Analysts continue to back Intel going into Q1’16 earnings despite the recent departure of executives and new entrants into the server CPU space. For the most part, I agree with analysts on the insurmountable moat that Intel has built for itself with x86 architecture.

Here’s the latest commentary from Credit Suisse:

Our TP of $40.00 represents ~17x our CY16 EPS estimate of $2.35 but ~10x what we view as the Company's medium-term earnings power of $4.00+. On INTC, our thesis remains intact as the Company begins to show operating leverage from prior investments, a scarcity value as most large cap tech companies have been choking investment in favor of financial engineering. In addition, INTC remains well levered to Data Growth not only in DCG but also in its IoT and NVM businesses. We believe a structural re-rating of the Company is warranted given our view that the Company's business model/IP has significant barriers to entry (evidenced by one of the highest "R&D + CapEx to Revenue" ratio), and we continue to argue that Moore’s Law has been the cornerstone of Tech economics for 40 years and that INTC will be the Last-man-standing on Moore’s Law, leading to market share gains in Compute (including Mobile), as well as Foundry.

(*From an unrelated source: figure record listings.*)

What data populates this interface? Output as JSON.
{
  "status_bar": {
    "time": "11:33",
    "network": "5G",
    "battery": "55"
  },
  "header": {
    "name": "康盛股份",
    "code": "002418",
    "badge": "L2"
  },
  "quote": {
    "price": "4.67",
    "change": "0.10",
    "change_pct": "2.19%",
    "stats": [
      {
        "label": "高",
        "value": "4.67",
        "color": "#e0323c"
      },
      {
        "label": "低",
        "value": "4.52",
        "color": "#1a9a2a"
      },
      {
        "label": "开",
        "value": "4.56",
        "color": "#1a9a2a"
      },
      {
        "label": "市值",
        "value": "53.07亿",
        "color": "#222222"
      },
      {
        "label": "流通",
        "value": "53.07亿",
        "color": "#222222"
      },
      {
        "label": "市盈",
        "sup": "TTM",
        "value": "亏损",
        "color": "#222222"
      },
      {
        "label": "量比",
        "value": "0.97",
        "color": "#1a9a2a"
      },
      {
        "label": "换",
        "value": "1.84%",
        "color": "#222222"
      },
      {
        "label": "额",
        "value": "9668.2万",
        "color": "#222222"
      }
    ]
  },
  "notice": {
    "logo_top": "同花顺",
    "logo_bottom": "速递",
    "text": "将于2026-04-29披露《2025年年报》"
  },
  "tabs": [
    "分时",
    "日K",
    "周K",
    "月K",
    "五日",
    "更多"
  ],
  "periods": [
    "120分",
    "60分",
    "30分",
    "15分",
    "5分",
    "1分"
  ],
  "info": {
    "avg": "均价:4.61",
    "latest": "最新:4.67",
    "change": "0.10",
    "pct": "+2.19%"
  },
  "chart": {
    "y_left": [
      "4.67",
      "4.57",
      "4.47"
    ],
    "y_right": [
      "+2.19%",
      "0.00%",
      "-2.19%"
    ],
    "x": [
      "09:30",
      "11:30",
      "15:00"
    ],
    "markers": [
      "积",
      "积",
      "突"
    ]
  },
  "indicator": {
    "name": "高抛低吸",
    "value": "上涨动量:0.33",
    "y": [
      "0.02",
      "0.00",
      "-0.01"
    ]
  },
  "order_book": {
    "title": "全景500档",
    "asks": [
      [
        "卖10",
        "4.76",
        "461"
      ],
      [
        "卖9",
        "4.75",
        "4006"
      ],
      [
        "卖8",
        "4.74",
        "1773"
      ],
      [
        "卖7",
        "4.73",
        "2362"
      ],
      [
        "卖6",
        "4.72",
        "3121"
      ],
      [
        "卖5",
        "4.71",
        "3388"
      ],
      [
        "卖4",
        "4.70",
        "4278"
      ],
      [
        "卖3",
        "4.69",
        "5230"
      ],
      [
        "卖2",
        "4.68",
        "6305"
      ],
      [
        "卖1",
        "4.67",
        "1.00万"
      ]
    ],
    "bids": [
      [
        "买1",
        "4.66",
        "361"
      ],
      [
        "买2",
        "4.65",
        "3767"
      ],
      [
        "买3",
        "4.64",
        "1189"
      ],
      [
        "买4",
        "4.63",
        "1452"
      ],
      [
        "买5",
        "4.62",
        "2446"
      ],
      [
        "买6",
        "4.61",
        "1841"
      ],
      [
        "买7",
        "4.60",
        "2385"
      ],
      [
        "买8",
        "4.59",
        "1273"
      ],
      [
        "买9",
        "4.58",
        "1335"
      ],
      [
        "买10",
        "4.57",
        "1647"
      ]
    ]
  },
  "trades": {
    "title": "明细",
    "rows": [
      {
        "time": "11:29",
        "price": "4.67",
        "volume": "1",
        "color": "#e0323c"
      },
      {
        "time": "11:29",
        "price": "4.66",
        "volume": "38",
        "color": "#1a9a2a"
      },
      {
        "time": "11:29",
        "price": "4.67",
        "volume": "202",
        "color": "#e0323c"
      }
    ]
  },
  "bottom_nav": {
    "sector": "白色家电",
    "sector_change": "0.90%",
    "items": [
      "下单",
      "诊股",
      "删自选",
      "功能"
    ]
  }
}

For the most part, they make some pretty compelling points, as Intel has demonstrated continued leadership in foundry technologies. While IBM has mentioned that they’re on track to complete 7nm before Intel, the company’s patchy track record plus lack of confirmed wafer equipment investment raises a lot of questions as to whether IBM can rebuild its datacenter platform through its own hardware.

Bloomberg recently reported that Google is accelerating development of software that can run on IBM CPU architecture:

Google, the main division of Alphabet Inc., said Wednesday it has built software that lets it use OpenPower chips from International Business Machine Corp. to run some of the computer servers in its many massive data centers. Google also said it’s developing a data center server with cloud-computing company Rackspace Hosting Inc. that runs on a new IBM OpenPower chip called Power9, rather than Intel processors that go into most servers. The final design will be given away through Facebook Inc.’s Open Compute Project, so other companies can build their data center servers this way, too.

While Google Cloud Platform is expected to grow rapidly, it’s highly unlikely that Google will get significant buy-in from its customers if workloads were centered around IBM’s OpenPower chip. The main advantage to X86 architecture is the openness of the ecosystem, as both Linux and Windows Server kernels operate efficiently with very minimal middleware. Furthermore, Intel has tackled optimization at both the hardware design and lower software layers to maximize its TCO advantage. I could go on about this for hours, but basically it’s Google’s desperate attempt at negotiating lower prices as Intel continues to build out the rest of its platform with a fully bundled package of hardware accelerators, FPGAs, storage, silicon photonics and Xeon-series CPUs.